Vittorio Sgarbi, avec son opportunisme habituel, et, surtout, Montanari proposent ce que nous-mêmes suggérions avant-hier : exposer l’œuvre en public. C’est l’épreuve du feu, la seule qui vaille : tous les connaisseurs pourront émettre leur avis et la famille propriétaire de la toile prouvera là sa bonne foi, qu’elle ne se contente pas d’une simple attribution pour faire monter la cote de son tableau et immédiatement le vendre.
Mais, dans ce feuilleton, l’élément le plus important, celui qui permet de prononcer avec plus d’assurance que d’habitude le nom du Caravage, n’est pas l’œuvre elle-même mais ce fameux petit billet au verso de la Madeleine.

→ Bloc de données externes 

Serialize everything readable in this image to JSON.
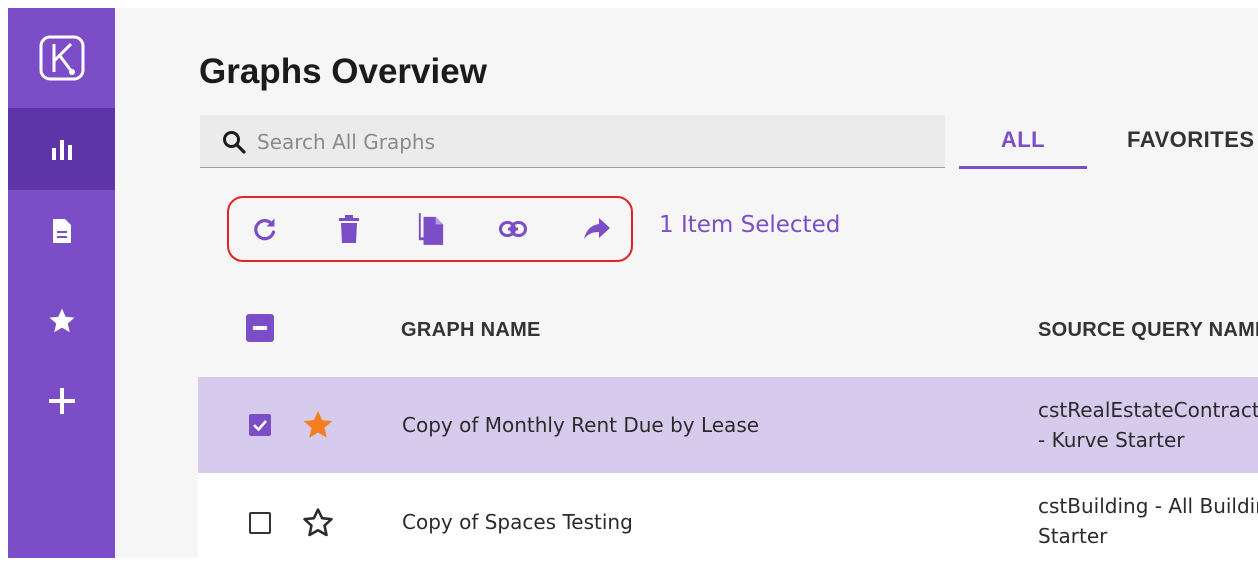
{
  "app": {
    "logo_icon": "kurve-logo-icon"
  },
  "sidebar": {
    "items": [
      {
        "icon": "bar-chart-icon",
        "active": true
      },
      {
        "icon": "document-icon",
        "active": false
      },
      {
        "icon": "star-icon",
        "active": false
      },
      {
        "icon": "plus-icon",
        "active": false
      }
    ]
  },
  "page": {
    "title": "Graphs Overview"
  },
  "search": {
    "placeholder": "Search All Graphs",
    "value": ""
  },
  "tabs": [
    {
      "label": "ALL",
      "active": true
    },
    {
      "label": "FAVORITES",
      "active": false
    }
  ],
  "toolbar": {
    "actions": [
      "refresh-icon",
      "delete-icon",
      "copy-icon",
      "link-icon",
      "share-icon"
    ],
    "selected_text": "1 Item Selected"
  },
  "table": {
    "columns": [
      "GRAPH NAME",
      "SOURCE QUERY NAME"
    ],
    "rows": [
      {
        "selected": true,
        "favorite": true,
        "name": "Copy of Monthly Rent Due by Lease",
        "source_line1": "cstRealEstateContracts",
        "source_line2": "- Kurve Starter"
      },
      {
        "selected": false,
        "favorite": false,
        "name": "Copy of Spaces Testing",
        "source_line1": "cstBuilding - All Buildings",
        "source_line2": "Starter"
      }
    ]
  },
  "colors": {
    "accent": "#7b4ec8",
    "accent_dark": "#5e35a8",
    "highlight_row": "#d6cbec",
    "favorite_star": "#f47d20",
    "annotation_border": "#e32222"
  }
}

Nous disions avant-hier qu’il était étrange que personne ne l’ait remarqué ni ne l’ait déchiffré avant que Mina Gregori se mêle de l’affaire, alors même que la famille propriétaire du tableau cherchait depuis plusieurs années à le faire authentifier.

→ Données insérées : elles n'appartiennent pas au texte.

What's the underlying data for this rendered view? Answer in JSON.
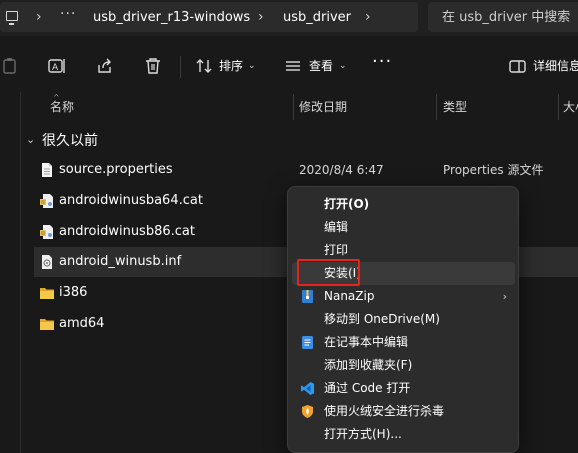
{
  "breadcrumb": {
    "more": "···",
    "items": [
      "usb_driver_r13-windows",
      "usb_driver"
    ]
  },
  "search": {
    "placeholder": "在 usb_driver 中搜索"
  },
  "toolbar": {
    "sort_label": "排序",
    "view_label": "查看",
    "more_label": "···",
    "details_label": "详细信息"
  },
  "columns": {
    "name": "名称",
    "date": "修改日期",
    "type": "类型",
    "size": "大小"
  },
  "group": {
    "label": "很久以前"
  },
  "files": [
    {
      "name": "source.properties",
      "date": "2020/8/4 6:47",
      "type": "Properties 源文件",
      "icon": "document-icon"
    },
    {
      "name": "androidwinusba64.cat",
      "date": "",
      "type": "",
      "icon": "security-catalog-icon"
    },
    {
      "name": "androidwinusb86.cat",
      "date": "",
      "type": "",
      "icon": "security-catalog-icon"
    },
    {
      "name": "android_winusb.inf",
      "date": "",
      "type": "",
      "icon": "setup-info-icon",
      "selected": true
    },
    {
      "name": "i386",
      "date": "",
      "type": "",
      "icon": "folder-icon"
    },
    {
      "name": "amd64",
      "date": "",
      "type": "",
      "icon": "folder-icon"
    }
  ],
  "context_menu": {
    "items": [
      {
        "label": "打开(O)",
        "bold": true
      },
      {
        "label": "编辑"
      },
      {
        "label": "打印"
      },
      {
        "label": "安装(I)",
        "highlighted": true
      },
      {
        "label": "NanaZip",
        "icon": "nanazip-icon",
        "submenu": true
      },
      {
        "label": "移动到 OneDrive(M)"
      },
      {
        "label": "在记事本中编辑",
        "icon": "notepad-icon"
      },
      {
        "label": "添加到收藏夹(F)"
      },
      {
        "label": "通过 Code 打开",
        "icon": "vscode-icon"
      },
      {
        "label": "使用火绒安全进行杀毒",
        "icon": "huorong-shield-icon"
      },
      {
        "label": "打开方式(H)..."
      }
    ]
  },
  "colors": {
    "background": "#191919",
    "highlight_border": "#e5251b",
    "folder": "#f0c14b"
  }
}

Surtout, fait remarquer un Montanari moins enthousiaste que ses confrères – à raison à notre avis, ce petit mot succinct constitue la preuve parfaite, celle dont rêve tout historien de l’art qui veut prouver l’authenticité d’une œuvre d’art : tout y est, le nom du peintre (Caravage), le nom du propriétaire (Scipione Borghese) et un indice sur le lieu où se trouvait l’œuvre quand le billet a été griffonné (Chiaia, quartier noble de Naples), ce qui dessine un contexte clair, connu des historiens : on sait en effet de source sûre (la correspondance conservée au Vatican entre Deodato Gentile, le nonce apostolique de Naples, et le cardinal Scipione Borghese en 1610, année de la mort de Caravage) que c’est à Chiaia que les trois tableaux que Caravage transportait avec lui quand il est mort – dont la Madeleine en extase –  ont été renvoyés après son décès soudain en Toscane, le 18 juillet 1610. A partir de là, fait remarquer Montanari, connu pour le livre qu’il a publié en 2012 sur toutes les affaires de faux entourant le Caravage et les grands noms de la peinture italienne, il n’y a plus de doute qui tienne quant à l’identification de l’œuvre : c’est bien la Madeleine commandée par Borghese dont parlent les biographes du Caravage et qui, pour des raisons mystérieuses, n’arriva jamais chez le cardinal romain. Tout cela est, selon lui, très beau mais peut-être trop beau pour être vrai : ce mot contient exactement tout ce qu’il manquait à l’œuvre pour qu’on en fasse un Caravage garanti à 100% comme vrai. Alors, original ce billet ? Faux ? Et si c’est une falsification, de quelle époque ? On voit mal Gregori révéler à l’un des plus grands quotidiens italiens un document dont elle ne serait pas certaine de l’authenticité. Mais l’historienne, âgée de 90 ans, a-t-elle pu être abusée ?
Là aussi pour régler le problème, une mesure simple s’impose : exposer l’œuvre avec le billet, le faire analyser de manière indépendante, transparente, et publier les résultats. Et confronter le tableau avec les autres versions connues de la Madeleine en extase. Affaire à suivre donc.